Aí vem a crise

O Opinião Socialista está retomando as atividades em 2008. E o principal fato político deste início de ano é a crise econômica internacional.

Uma das contradições marcantes de Lula é que o primeiro governo de “esquerda” da história brasileira (na verdade um governo burguês com “cara de trabalhador”) foi até agora beneficiado pelo crescimento econômico capitalista.

Lula e o PT, espertamente, têm tirado proveito político do crescimento, como se ele fosse produto de sua “preocupação social”. A distribuição de migalhas – como a “Bolsa Família” e o reajuste do salário mínimo acima da inflação – foram transformados, na consciência dos trabalhadores, em demonstrações de que Lula se importa com o povo “porque veio de baixo”. E é inegável que, até agora, essa manobra política vinha dando certo.

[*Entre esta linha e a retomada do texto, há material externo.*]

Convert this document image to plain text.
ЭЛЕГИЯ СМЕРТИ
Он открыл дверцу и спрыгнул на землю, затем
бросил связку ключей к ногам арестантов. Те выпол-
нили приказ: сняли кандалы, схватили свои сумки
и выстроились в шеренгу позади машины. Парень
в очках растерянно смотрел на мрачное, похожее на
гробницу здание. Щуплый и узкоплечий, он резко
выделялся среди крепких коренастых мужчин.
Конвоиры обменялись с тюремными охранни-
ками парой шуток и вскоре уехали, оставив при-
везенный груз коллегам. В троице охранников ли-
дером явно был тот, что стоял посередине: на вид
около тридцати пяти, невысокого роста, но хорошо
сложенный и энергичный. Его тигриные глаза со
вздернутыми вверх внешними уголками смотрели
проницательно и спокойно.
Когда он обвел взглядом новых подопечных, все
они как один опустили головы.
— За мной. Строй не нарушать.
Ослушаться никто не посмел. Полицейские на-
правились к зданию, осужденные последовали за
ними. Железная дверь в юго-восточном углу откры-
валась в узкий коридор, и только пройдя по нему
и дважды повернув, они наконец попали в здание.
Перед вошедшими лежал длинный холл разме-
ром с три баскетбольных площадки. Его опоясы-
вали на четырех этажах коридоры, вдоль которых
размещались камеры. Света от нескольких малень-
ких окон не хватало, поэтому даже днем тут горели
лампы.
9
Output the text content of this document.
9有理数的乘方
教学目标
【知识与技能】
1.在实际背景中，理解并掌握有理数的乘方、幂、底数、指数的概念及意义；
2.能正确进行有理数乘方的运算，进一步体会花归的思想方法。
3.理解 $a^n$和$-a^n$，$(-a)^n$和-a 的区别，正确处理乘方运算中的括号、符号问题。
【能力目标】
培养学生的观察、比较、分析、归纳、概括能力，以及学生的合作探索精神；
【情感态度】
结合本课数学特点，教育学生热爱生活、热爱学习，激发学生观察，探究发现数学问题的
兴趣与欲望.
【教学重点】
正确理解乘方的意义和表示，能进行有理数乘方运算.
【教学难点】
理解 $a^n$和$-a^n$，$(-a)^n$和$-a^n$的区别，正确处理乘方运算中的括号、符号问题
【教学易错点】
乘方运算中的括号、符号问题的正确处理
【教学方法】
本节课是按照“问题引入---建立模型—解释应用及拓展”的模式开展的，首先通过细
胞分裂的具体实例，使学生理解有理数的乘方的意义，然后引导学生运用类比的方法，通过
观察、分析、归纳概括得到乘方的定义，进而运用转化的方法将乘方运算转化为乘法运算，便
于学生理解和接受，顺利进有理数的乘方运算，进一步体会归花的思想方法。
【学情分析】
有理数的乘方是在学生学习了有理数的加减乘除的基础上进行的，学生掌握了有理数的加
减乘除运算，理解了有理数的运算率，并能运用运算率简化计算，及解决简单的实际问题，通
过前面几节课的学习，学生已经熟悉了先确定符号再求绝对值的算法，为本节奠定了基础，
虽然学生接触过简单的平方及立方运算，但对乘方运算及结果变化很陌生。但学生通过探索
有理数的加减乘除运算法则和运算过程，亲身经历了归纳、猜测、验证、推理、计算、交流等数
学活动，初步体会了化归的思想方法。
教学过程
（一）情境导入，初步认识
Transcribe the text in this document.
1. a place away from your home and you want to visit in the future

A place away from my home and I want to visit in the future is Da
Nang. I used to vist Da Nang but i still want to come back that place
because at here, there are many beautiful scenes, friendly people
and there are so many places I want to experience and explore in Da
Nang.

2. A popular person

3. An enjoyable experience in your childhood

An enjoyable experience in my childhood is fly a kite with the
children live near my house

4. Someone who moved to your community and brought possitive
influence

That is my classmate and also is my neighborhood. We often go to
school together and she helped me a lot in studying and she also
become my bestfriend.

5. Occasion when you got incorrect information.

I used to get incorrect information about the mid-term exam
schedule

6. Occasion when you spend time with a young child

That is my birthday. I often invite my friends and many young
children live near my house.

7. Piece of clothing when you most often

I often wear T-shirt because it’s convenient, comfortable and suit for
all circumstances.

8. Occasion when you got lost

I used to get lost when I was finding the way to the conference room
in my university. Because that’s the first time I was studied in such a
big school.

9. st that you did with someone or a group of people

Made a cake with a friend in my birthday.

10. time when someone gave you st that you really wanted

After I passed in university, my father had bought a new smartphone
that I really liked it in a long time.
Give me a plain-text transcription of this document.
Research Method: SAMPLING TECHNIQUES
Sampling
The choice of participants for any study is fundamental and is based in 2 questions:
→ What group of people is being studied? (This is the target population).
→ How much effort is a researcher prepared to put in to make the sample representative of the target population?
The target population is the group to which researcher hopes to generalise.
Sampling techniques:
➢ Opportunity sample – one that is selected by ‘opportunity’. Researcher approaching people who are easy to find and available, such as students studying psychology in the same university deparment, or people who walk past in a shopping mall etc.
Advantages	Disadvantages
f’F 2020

O ano começou mal para o governo. As notícias indicam que a crise econômica já começou em nível internacional. E os propagandistas do governo saíram a campo para afirmar que o Brasil escapará da crise. Dizem, com ar de “cientistas”, que os “fundamentos da economia são sólidos”. Com isso, estão afirmando que Lula trabalhou bem para o capital internacional e que deu continuidade ao plano neoliberal dos governos do PSDB. Por ter “feito o dever de casa”, Lula teria agora condições de “escapar da crise”, porque tem o apoio dos grandes bancos e uma alta reserva internacional.

O problema é que são exatamente os grandes bancos (os maiores beneficiários do neoliberalismo) que estão em crise. É o governo dos EUA – que dita através do FMI, receitas econômicas neoliberais para os países semicoloniais imporem superávits primários – que, neste momento, tem o maior déficit de sua história.

E, como sempre, eles vão buscar descarregar a crise nos ombros dos trabalhadores e dos países dominados. Por isso, o imperialismo não hesitará em detonar também o seu “amigo Lula”.

Essa idéia de que o Brasil vai escapar da crise ainda tem eco entre os trabalhadores porque a economia brasileira segue crescendo. Como reflexo do período de crescimento mundial que agora está se esgotando, o Brasil ainda crescerá por alguns meses. Depois, essas ideologias se chocarão contra parede.

O segundo mandato de Lula já vinha sendo marcado por diferenças políticas em relação ao primeiro. Agora, existem mais rupturas com o governo nos movimentos sindical, estudantil e popular, que se expressam majoritariamente através da Conlutas. Foi isso que possibilitou o plano de lutas desenvolvido em 2007, com o Dia Nacional de Mobilizações (em 23 de maio) e a Marcha sobre Brasília, em outubro.

Agora, com a perspectiva de que o segundo mandato seja marcado pela crise econômica, as diferenças com o primeiro mandato vão se ampliar. Abre-se a possibilidade de novas e sérias crises políticas e de novas rupturas com o governo.

O governo e a burguesia têm suas cartas. A burguesia buscará lançar o fantasma do desemprego para bloquear as mobilizações. As direções pelegas (CUT e UNE) vão dizer que a culpa não é de Lula, mas da crise internacional (as “vitórias” são de Lula, os problemas são culpa dos “outros”).

Mas, é evidente que a crise econômica terá reflexos profundos no Brasil. Decididamente, o inicio de 2008 confirma que o segundo mandato de Lula não será como o primeiro.